The Manhattan district attorney’s office had no comment. A message was left for court administrators.

The grand jury has been hearing from witnesses including former Trump lawyer Michael Cohen, who says he orchestrated payments in 2016 to two women to silence them about sexual encounters they said they had with Trump a decade earlier.

Mr. Trump denies the encounters occurred, says he did nothing wrong and has cast the investigation as a “witch hunt” by a Democratic prosecutor bent on sabotaging the Republican’s 2024 presidential campaign.

“Democrats have investigated and attacked President Trump since before he was elected — and they’ve failed every time,” campaign spokesperson Steven Cheung said in a statement on March 16 about the inquiry.

Manhattan District Attorney Alvin Bragg’s office has apparently been examining whether any state laws were broken in connection with the payments or the way Trump’s company compensated Mr. Cohen for his work to keep the women’s allegations quiet.

Daniels and at least two former Trump aides — onetime political adviser Kellyanne Conway and former spokesperson Hope Hicks — are among witnesses who have met with prosecutors in recent weeks.

Mr. Cohen has said that at Mr. Trump’s direction, he arranged payments totaling $280,000 to porn actor Stormy Daniels and Playboy model Karen McDougal. According to Mr. Cohen, the payouts were to buy their silence about Trump, who was then in the thick of his first presidential campaign.

Mr.
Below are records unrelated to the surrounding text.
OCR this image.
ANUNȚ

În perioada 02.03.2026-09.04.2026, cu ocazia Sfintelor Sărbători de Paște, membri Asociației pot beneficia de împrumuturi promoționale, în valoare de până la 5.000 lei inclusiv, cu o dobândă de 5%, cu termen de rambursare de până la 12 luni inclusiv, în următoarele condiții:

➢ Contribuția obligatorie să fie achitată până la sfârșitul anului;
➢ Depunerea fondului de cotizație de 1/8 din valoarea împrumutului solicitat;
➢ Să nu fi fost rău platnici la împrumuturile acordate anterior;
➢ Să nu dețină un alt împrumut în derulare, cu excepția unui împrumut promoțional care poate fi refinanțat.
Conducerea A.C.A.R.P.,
Cohen and federal prosecutors said the company paid him $420,000 to reimburse him for the $130,000 payment to Ms. Daniels and to cover bonuses and other supposed expenses. The company classified those payments internally as legal expenses.

The $150,000 payment to Ms. McDougal was made by the then-publisher of the supermarket tabloid National Enquirer, which kept her story from coming to light.

Federal prosecutors agreed not to prosecute the Enquirer’s corporate parent in exchange for its cooperation in a campaign finance investigation that led to charges against Mr. Cohen in 2018. Prosecutors said the payments to Ms. Daniels and Ms. McDougal amounted to impermissible, unrecorded gifts to Trump’s election effort.

Mr. Cohen pleaded guilty, served prison time and was disbarred. Federal prosecutors never charged Trump with any crime.

In addition to the hush money probe in New York, Mr. Trump faces separate criminal investigations in Atlanta and Washington over his efforts to undo the results of the 2020 election.

A Justice Department special counsel has also been presenting evidence before a grand jury investigating Mr. Trump’s possession of hundreds of classified documents at his Florida estate. It is not clear when those investigations will end or whether they might result in criminal charges, but they will continue regardless of what happens in New York, underscoring the ongoing gravity — and broad geographic scope — of the legal challenges confronting the former President.